Calling what **$SIREN** is doing right now a proper "rebound" is a bit of a stretch—it is more accurate to call it a **highly volatile, dead-cat bounce** within the crash zone.

While it has technically bounced up **18% to 35%** from its absolute bottom of ~$0.04, it is currently hovering around **$0.053 to $0.061**. Considering it was trading well above $1.00 just days ago, it is still down over **95% on the weekly chart**.

If you are looking at the minor green candles on the 1-hour or 4-hour charts, here is the exact on-chain context of what is driving this activity:

### 1. High-Risk Speculation & Scalping

The sheer speed of the 96% crash left behind a massive vacuum in the derivatives market. 24-hour trading volume is still incredibly high (exceeding $30–$44 million) relative to its shrunken market cap.

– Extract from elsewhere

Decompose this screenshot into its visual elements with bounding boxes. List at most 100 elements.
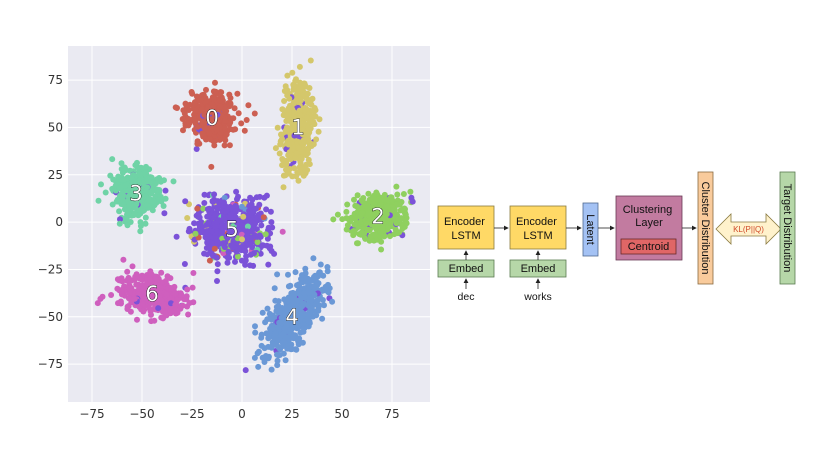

This volume isn't long-term structural buying; it is a mix of aggressive futures short-covering, algorithmic trading bots, and retail traders attempting to scalp quick 20% swings at the bottom.

### 2. The Manipulator’s Playbook

As tracked on-chain, the controlling wallet cluster historically uses the **$0.04 to $0.05 floor** to quietly fragment their stablecoin profits and re-accumulate cheap spot supply after a massive cash-out. Any sudden, sharp upward wicks you see right now are likely the market makers or the original entity painting the chart to trap fresh retail liquidity before the token coordinates its next macro direction.

### 3. Exchanges vs. On-Chain Fragmentation

The price data is currently split across venues. On centralized platforms like KuCoin, speculative order books have pushed temporary wicks higher (around $0.16), while the actual decentralized liquidity pools on Uniswap V4 and PancakeSwap (where the real automated market makers sit) are firmly anchored down in the **$0.053 range**.

### The Verdict

The token is attempting to establish a local floor, but it is **not out of the woods.** Because the massive whale supply dump effectively shattered the token's market structure, any upward move right now faces heavy resistance from trapped spot buyers looking to break even. Treat any immediate green action with extreme caution—this asset remains entirely under the shadow of highly concentrated supply manipulation.